Investigação forense on-chain desmonta a narrativa de 'takeover de 51%' da Qubic contra a Monero
Um estudo (atualizado para v4) reconstrói forensicamente a campanha de mineração de 2025 em que a Qubic afirmou ter executado um 'ataque de 51%' e mineração egoísta contra a Monero. Cruzando medições de nós da rede Monero, observações do pool da Qubic, artefatos compartilhados pela comunidade e chaves de visualização (view keys) divulgadas, os autores atribuem blocos e identificam janelas de retenção, concluindo que não houve controle majoritário sustentado nem vantagem de recompensa sobre a mineração honesta.

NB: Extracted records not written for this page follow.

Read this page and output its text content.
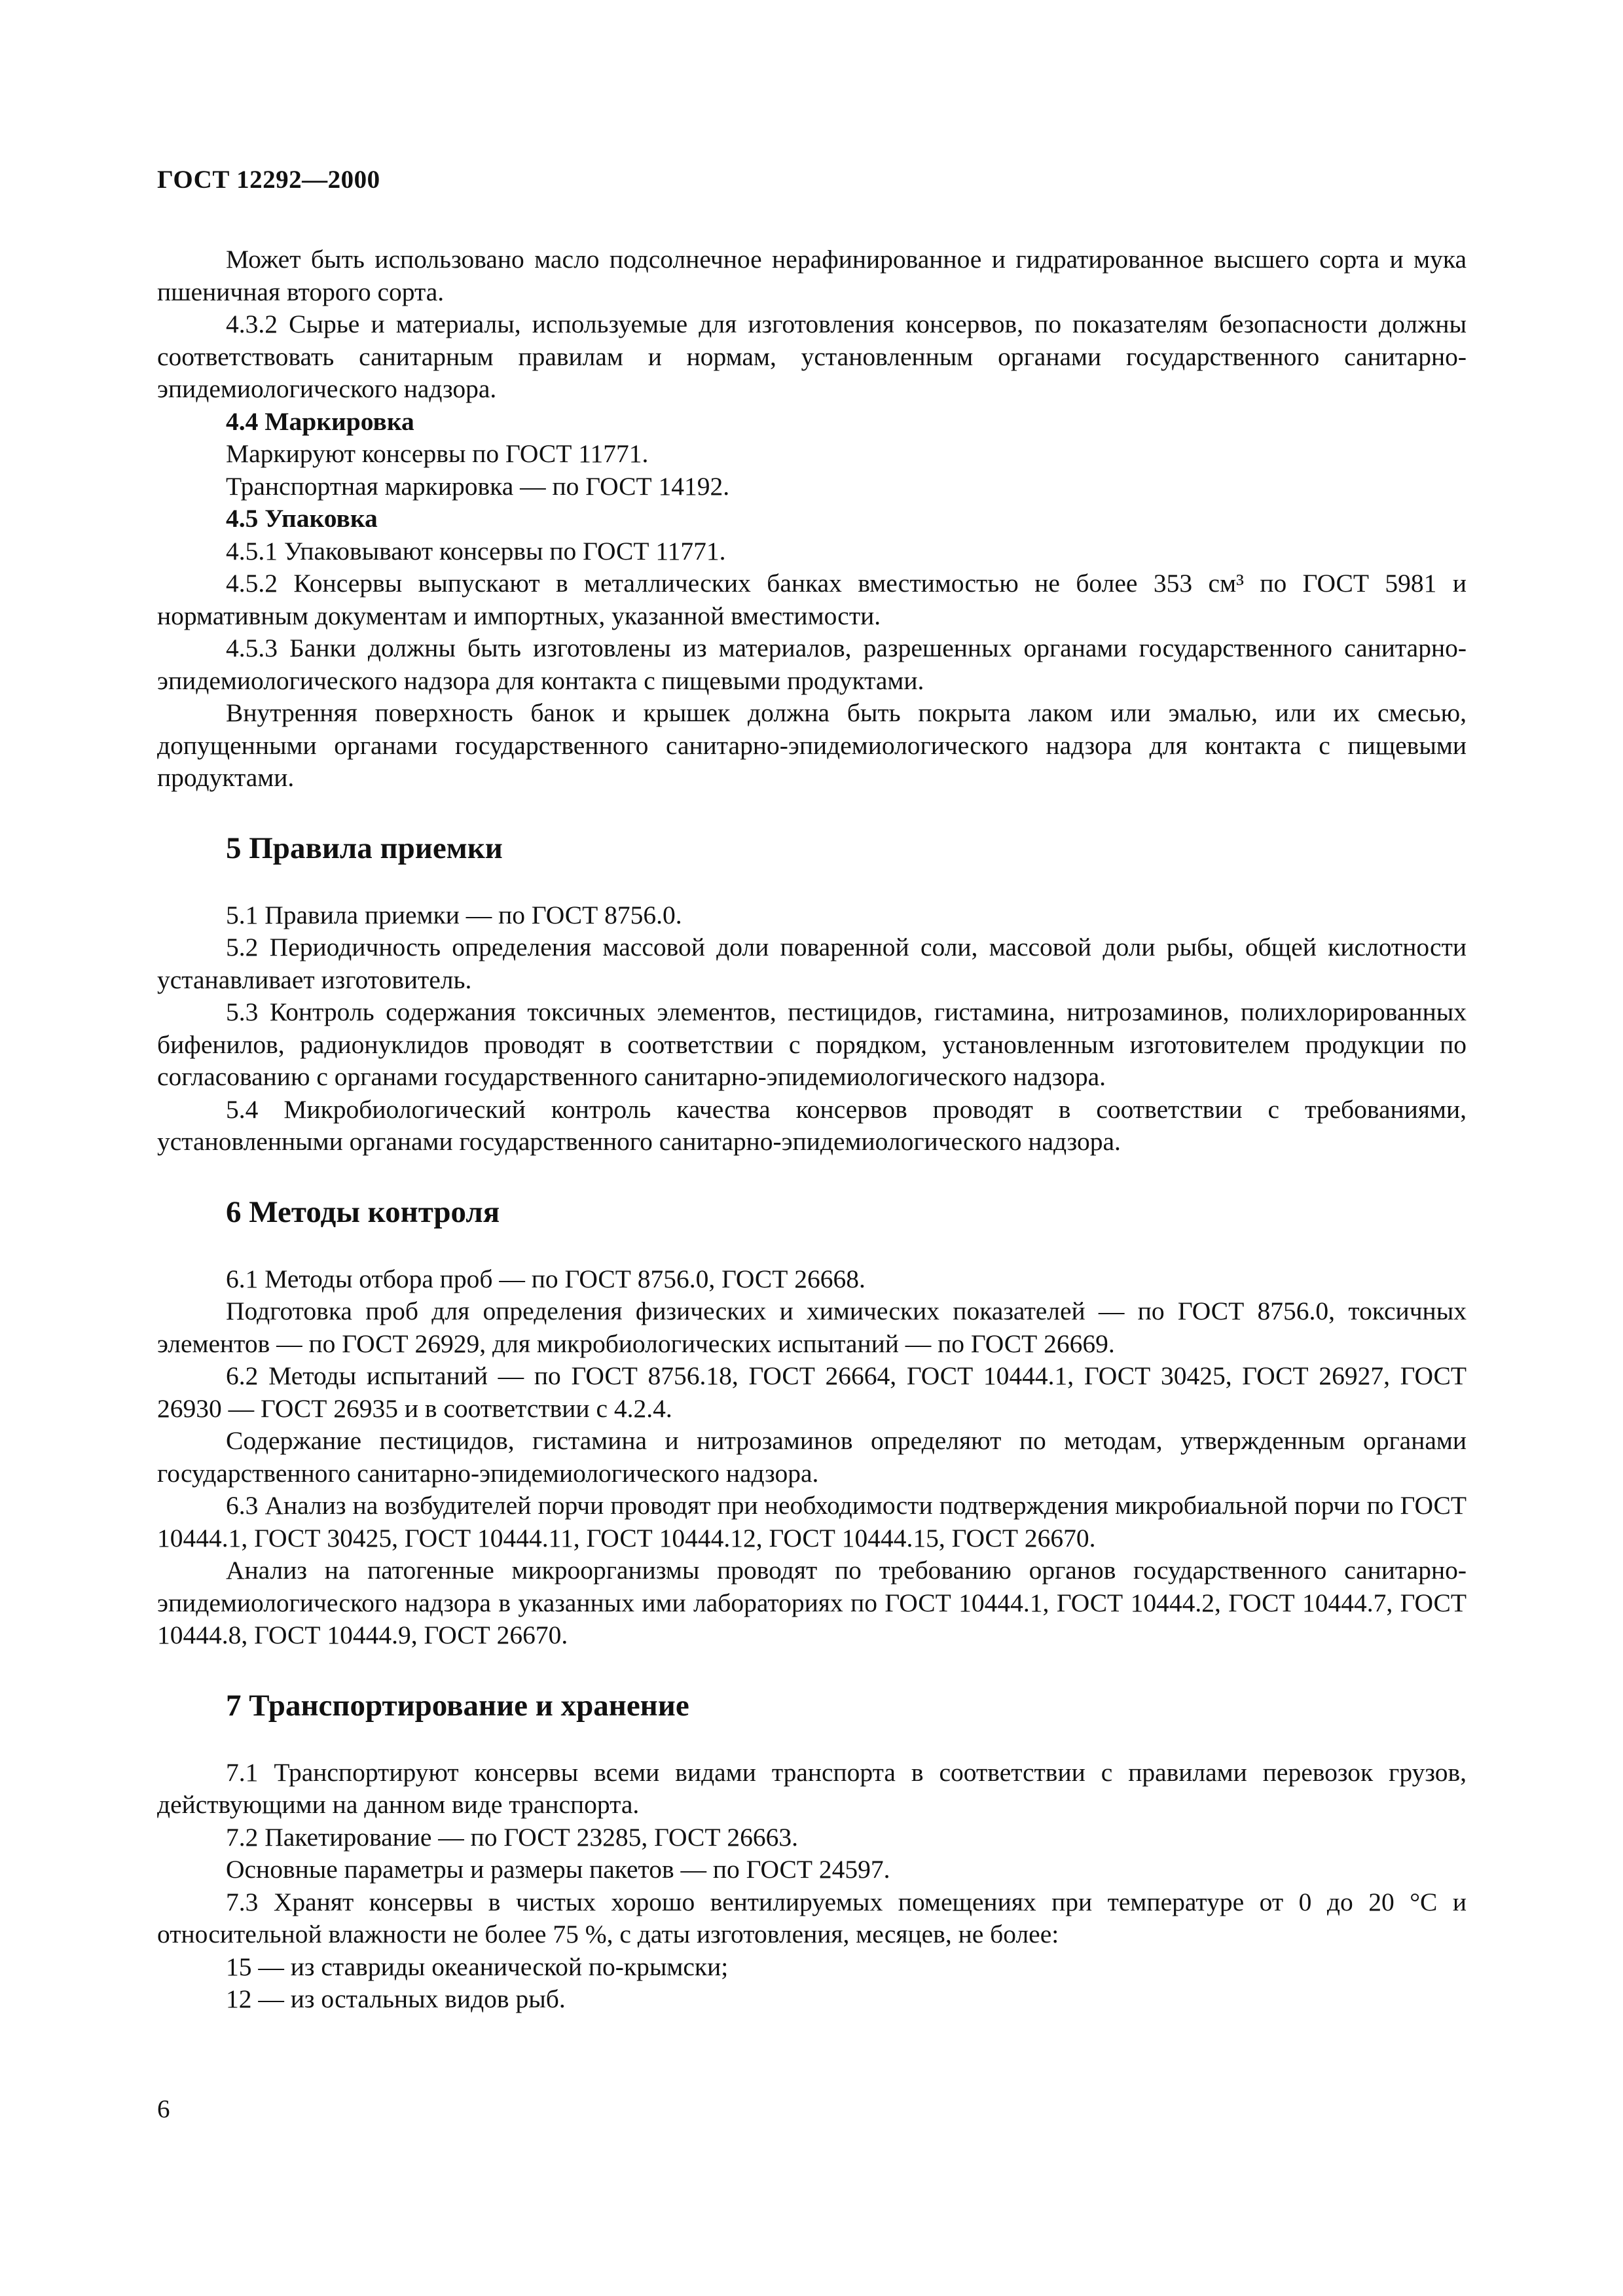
ГОСТ 12292—2000

Может быть использовано масло подсолнечное нерафинированное и гидратированное высшего сорта и мука пшеничная второго сорта.

4.3.2 Сырье и материалы, используемые для изготовления консервов, по показателям безопасности должны соответствовать санитарным правилам и нормам, установленным органами государственного санитарно-эпидемиологического надзора.

4.4 Маркировка

Маркируют консервы по ГОСТ 11771.

Транспортная маркировка — по ГОСТ 14192.

4.5 Упаковка

4.5.1 Упаковывают консервы по ГОСТ 11771.

4.5.2 Консервы выпускают в металлических банках вместимостью не более 353 см³ по ГОСТ 5981 и нормативным документам и импортных, указанной вместимости.

4.5.3 Банки должны быть изготовлены из материалов, разрешенных органами государственного санитарно-эпидемиологического надзора для контакта с пищевыми продуктами.

Внутренняя поверхность банок и крышек должна быть покрыта лаком или эмалью, или их смесью, допущенными органами государственного санитарно-эпидемиологического надзора для контакта с пищевыми продуктами.

5 Правила приемки

5.1 Правила приемки — по ГОСТ 8756.0.

5.2 Периодичность определения массовой доли поваренной соли, массовой доли рыбы, общей кислотности устанавливает изготовитель.

5.3 Контроль содержания токсичных элементов, пестицидов, гистамина, нитрозаминов, полихлорированных бифенилов, радионуклидов проводят в соответствии с порядком, установленным изготовителем продукции по согласованию с органами государственного санитарно-эпидемиологического надзора.

5.4 Микробиологический контроль качества консервов проводят в соответствии с требованиями, установленными органами государственного санитарно-эпидемиологического надзора.

6 Методы контроля

6.1 Методы отбора проб — по ГОСТ 8756.0, ГОСТ 26668.

Подготовка проб для определения физических и химических показателей — по ГОСТ 8756.0, токсичных элементов — по ГОСТ 26929, для микробиологических испытаний — по ГОСТ 26669.

6.2 Методы испытаний — по ГОСТ 8756.18, ГОСТ 26664, ГОСТ 10444.1, ГОСТ 30425, ГОСТ 26927, ГОСТ 26930 — ГОСТ 26935 и в соответствии с 4.2.4.

Содержание пестицидов, гистамина и нитрозаминов определяют по методам, утвержденным органами государственного санитарно-эпидемиологического надзора.

6.3 Анализ на возбудителей порчи проводят при необходимости подтверждения микробиальной порчи по ГОСТ 10444.1, ГОСТ 30425, ГОСТ 10444.11, ГОСТ 10444.12, ГОСТ 10444.15, ГОСТ 26670.

Анализ на патогенные микроорганизмы проводят по требованию органов государственного санитарно-эпидемиологического надзора в указанных ими лабораториях по ГОСТ 10444.1, ГОСТ 10444.2, ГОСТ 10444.7, ГОСТ 10444.8, ГОСТ 10444.9, ГОСТ 26670.

7 Транспортирование и хранение

7.1 Транспортируют консервы всеми видами транспорта в соответствии с правилами перевозок грузов, действующими на данном виде транспорта.

7.2 Пакетирование — по ГОСТ 23285, ГОСТ 26663.

Основные параметры и размеры пакетов — по ГОСТ 24597.

7.3 Хранят консервы в чистых хорошо вентилируемых помещениях при температуре от 0 до 20 °С и относительной влажности не более 75 %, с даты изготовления, месяцев, не более:

15 — из ставриды океанической по-крымски;

12 — из остальных видов рыб.

6
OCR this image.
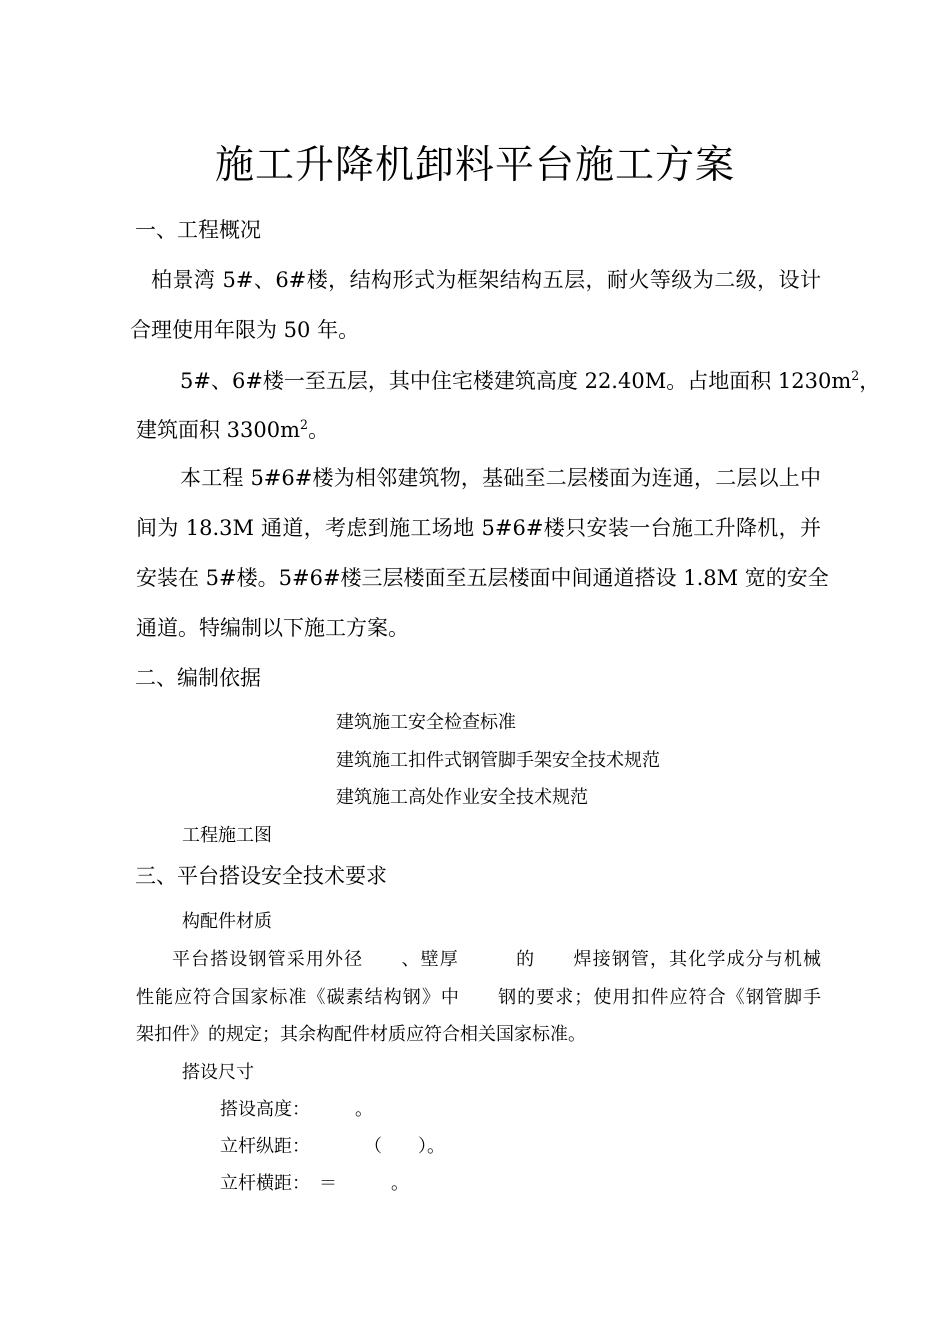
施工升降机卸料平台施工方案
一、工程概况
柏景湾 5#、6#楼，结构形式为框架结构五层，耐火等级为二级，设计
合理使用年限为 50 年。
5#、6#楼一至五层，其中住宅楼建筑高度 22.40M。占地面积 $1230m^2$，
建筑面积 $3300m^2$。
本工程 5#6#楼为相邻建筑物，基础至二层楼面为连通，二层以上中
间为 18.3M 通道，考虑到施工场地 5#6#楼只安装一台施工升降机，并
安装在 5#楼。5#6#楼三层楼面至五层楼面中间通道搭设 1.8M 宽的安全
通道。特编制以下施工方案。
二、编制依据
建筑施工安全检查标准
建筑施工扣件式钢管脚手架安全技术规范
建筑施工高处作业安全技术规范
工程施工图
三、平台搭设安全技术要求
构配件材质
平台搭设钢管采用外径　　、壁厚　　　的　　焊接钢管，其化学成分与机械
性能应符合国家标准《碳素结构钢》中　　钢的要求；使用扣件应符合《钢管脚手
架扣件》的规定；其余构配件材质应符合相关国家标准。
搭设尺寸
搭设高度：　　　。
立杆纵距：　　　　（　　）。
立杆横距：　＝　　　。
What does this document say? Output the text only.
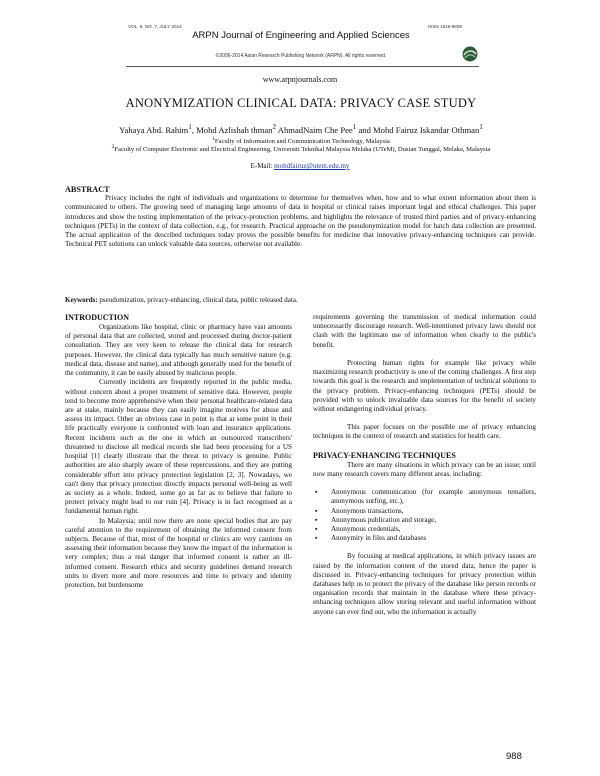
VOL. 9, NO. 7, JULY 2014	ISSN 1819-6608
ARPN Journal of Engineering and Applied Sciences
©2006-2014 Asian Research Publishing Network (ARPN). All rights reserved.
www.arpnjournals.com
ANONYMIZATION CLINICAL DATA: PRIVACY CASE STUDY
Yahaya Abd. Rahim$^1$, Mohd Azlishah thman$^2$ AhmadNaim Che Pee$^1$ and Mohd Fairuz Iskandar Othman$^1$
$^1$Faculty of Information and Communication Technology, Malaysia
$^2$Faculty of Computer Electronic and Electrical Engineering, Universiti Teknikal Malaysia Melaka (UTeM), Dusian Tunggal, Melaka, Malaysia
E-Mail: mohdfairuz@utem.edu.my
ABSTRACT

Privacy includes the right of individuals and organizations to determine for themselves when, how and to what extent information about them is communicated to others. The growing need of managing large amounts of data in hospital or clinical raises important legal and ethical challenges. This paper introduces and show the testing implementation of the privacy-protection problems, and highlights the relevance of trusted third parties and of privacy-enhancing techniques (PETs) in the context of data collection, e.g., for research. Practical approache on the pseudonymization model for batch data collection are presented. The actual application of the described techniques today proves the possible benefits for medicine that innovative privacy-enhancing techniques can provide. Technical PET solutions can unlock valuable data sources, otherwise not available.

Keywords: pseudomization, privacy-enhancing, clinical data, public released data.
INTRODUCTION

Organizations like hospital, clinic or pharmacy have vast amounts of personal data that are collected, stored and processed during doctor-patient consultation. They are very keen to release the clinical data for research purposes. However, the clinical data typically has much sensitive nature (e.g. medical data, disease and name), and although generally used for the benefit of the community, it can be easily abused by malicious people.

Currently incidents are frequently reported in the public media, without concern about a proper treatment of sensitive data. However, people tend to become more apprehensive when their personal healthcare-related data are at stake, mainly because they can easily imagine motives for abuse and assess its impact. Other an obvious case in point is that at some point in their life practically everyone is confronted with loan and insurance applications. Recent incidents such as the one in which an outsourced transcribers' threatened to disclose all medical records she had been processing for a US hospital [1] clearly illustrate that the threat to privacy is genuine. Public authorities are also sharply aware of these repercussions, and they are putting considerable effort into privacy protection legislation [2, 3]. Nowadays, we can't deny that privacy protection directly impacts personal well-being as well as society as a whole. Indeed, some go as far as to believe that failure to protect privacy might lead to our ruin [4]. Privacy is in fact recognised as a fundamental human right.

In Malaysia; until now there are none special bodies that are pay careful attention to the requirement of obtaining the informed consent from subjects. Because of that, most of the hospital or clinics are very cautions on assessing their information because they know the impact of the information is very complex; thus a real danger that informed consent is rather an ill-informed consent. Research ethics and security guidelines demand research units to divert more and more resources and time to privacy and identity protection, but burdensome

requirements governing the transmission of medical information could unnecessarily discourage research. Well-intentioned privacy laws should not clash with the legitimate use of information when clearly to the public's benefit.

Protecting human rights for example like privacy while maximizing research productivity is one of the coming challenges. A first step towards this goal is the research and implementation of technical solutions to the privacy problem. Privacy-enhancing techniques (PETs) should be provided with to unlock invaluable data sources for the benefit of society without endangering individual privacy.

This paper focuses on the possible use of privacy enhancing techniques in the context of research and statistics for health care.

PRIVACY-ENHANCING TECHNIQUES

There are many situations in which privacy can be an issue; until now many research covers many different areas, including:

▪ Anonymous communication (for example anonymous remailers, anonymous surfing, etc.),
▪ Anonymous transactions,
▪ Anonymous publication and storage,
▪ Anonymous credentials,
▪ Anonymity in files and databases

By focusing at medical applications, in which privacy issues are raised by the information content of the stored data, hence the paper is discussed in. Privacy-enhancing techniques for privacy protection within databases help us to protect the privacy of the database like person records or organisation records that maintain in the database where these privacy-enhancing techniques allow storing relevant and useful information without anyone can ever find out, who the information is actually

988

Em 2025, a rede de blockchain Qubic anunciou publicamente uma campanha de mineração contra a Monero, apresentando-a como uma tomada de 51% da rede e uma demonstração de 'selfish mining' (mineração egoísta) — uma estratégia em que um minerador com poder de hash suficiente retém blocos minerados para desperdiçar o trabalho dos concorrentes honestos e, em tese, obter vantagem de recompensa desproporcional ao seu poder computacional. Como a Monero é uma moeda com foco em privacidade, verificar essas alegações de fora é incomum: normalmente não dá para atribuir blocos a um pool específico nem observar diretamente decisões de retenção privada de blocos, já que o protocolo foi desenhado para ocultar exatamente esse tipo de metadado.
O que torna este trabalho um exercício de forense digital aplicada a blockchain é a metodologia de atribuição: os autores combinam medições próprias de nós da rede Monero (para capturar órfãos e reorganizações de cadeia em tempo real), observações públicas do pool operado pela Qubic, artefatos e logs compartilhados pela comunidade de usuários e pesquisadores, e — o dado mais sensível — chaves de visualização (view keys) que participantes divulgaram voluntariamente, permitindo decifrar transações específicas e correlacionar blocos a origens. É uma cadeia de evidências heterogêneas, tipicamente incompleta e de proveniência variada, que precisa ser reconciliada para reconstruir 'quem fez o quê e quando' — o mesmo tipo de raciocínio de uma perícia de intrusão, aplicado ao domínio de consenso de blockchain.
Os resultados contradizem a narrativa divulgada pela própria Qubic: em vez de controle majoritário sustentado, os pesquisadores observam picos de órfãos e reorganizações mais profundas que o normal, mas não um domínio contínuo da cadeia. Além disso, a Qubic não seguiu uma estratégia única e otimizada de mineração egoísta — ela alternou entre mineração egoísta clássica e decisões mais defensivas de liberação de blocos, sugerindo ajuste tático em resposta ao monitoramento da comunidade e às contramedidas da própria rede Monero. Um achado central é que, ao longo de toda a campanha, a Qubic não obteve vantagem de recompensa sobre a mineração honesta — ou seja, do ponto de vista puramente econômico, o ataque não 'compensou'.
Para quem acompanha investigação de incidentes em criptoativos, o caso é relevante por dois motivos práticos: primeiro, demonstra um método replicável de atribuição forense em redes com privacidade forte, útil como referência para investigar futuras campanhas de manipulação de consenso; segundo, evidencia que ataques de mineração podem ter motivação predominantemente disruptiva ou reputacional (afetar a confiança na rede-alvo) em vez de puramente financeira, o que muda o cálculo de risco e a resposta apropriada para operadores e exchanges que dependem da integridade da cadeia Monero.